As atrizes Virgínia Vanni (à esquerda) e Margarida Rey (à direita), em Santos
Foto: arquivo pessoal, publicada com o texto
ARQUIVO ABERTO - Memórias que viram histórias
Teatro da minha memória
Santos, anos 1940
Isabel Teixeira
ALGUMAS HISTÓRIAS familiares podem se perder se não forem conservadas. No meu
caso, esse perigo é iminente, pois grande parte da minha família materna já morreu. Das histórias que ouvi, muitas trazem minha interpretação
pessoal. Talvez a cronologia esteja fora do eixo ou os lugares tenham se embaralhado criando uma nova geografia, mas na memória corre o sangue de
quem vive. Então, assim foi.
Maria de Lourdes era minha avó e Margarida, minha tia-avó. Ambas moravam em Santos e
eram filhas de dona Nena. Maria de Lourdes começou a estudar piano aos 5 anos e aos 16 se destacava no conservatório pelo seu talento e beleza.
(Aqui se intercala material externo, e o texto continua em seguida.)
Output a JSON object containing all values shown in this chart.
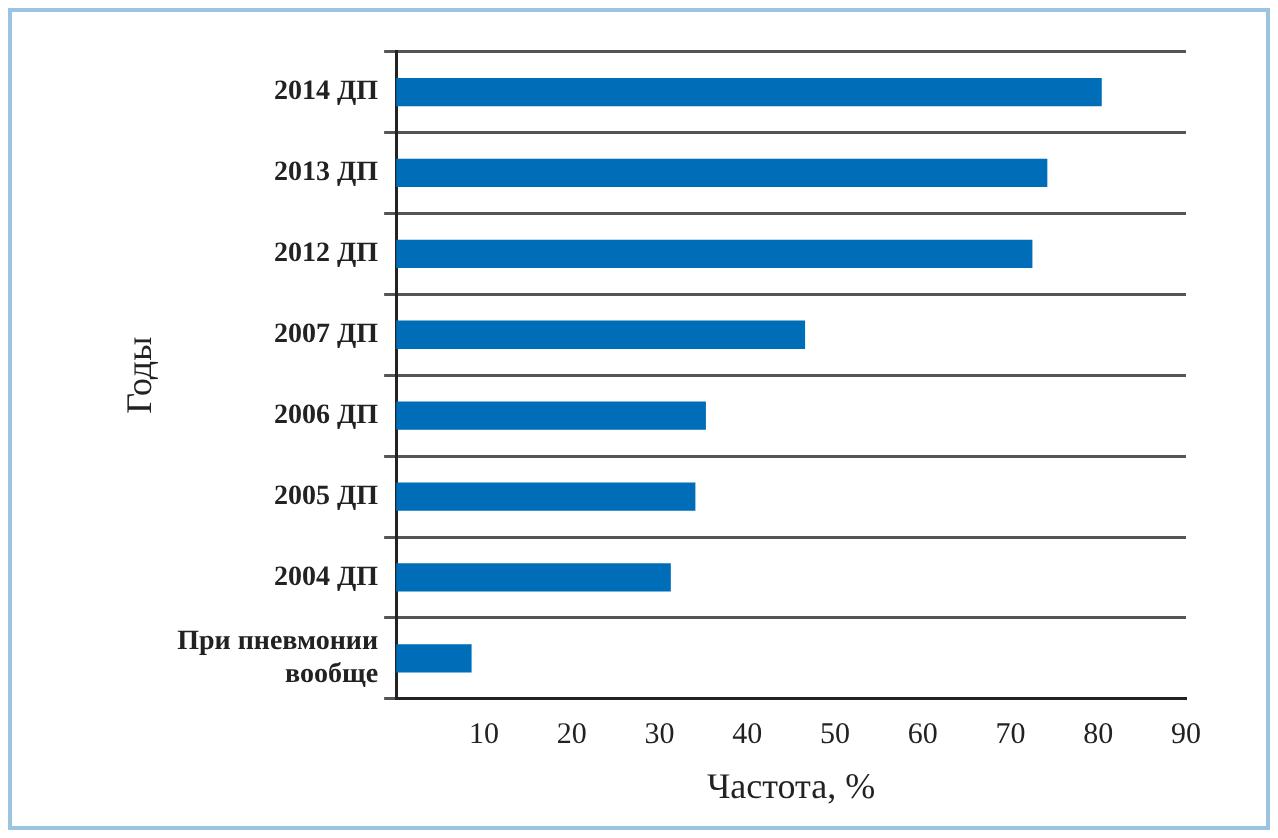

Não demorou muito para que Miroel Silveira (o responsável pela descoberta de
Cacilda Becker) voltasse sua atenção para a bela pianista. Foi a convite dele que, por volta de 1946, minha avó
veio para São Paulo e se juntou ao grupo Os Comediantes, assumindo o nome artístico de Virgínia Vanni. Dona Nena só deixou a filha partir com uma
condição: que sua irmã Margarida a acompanhasse.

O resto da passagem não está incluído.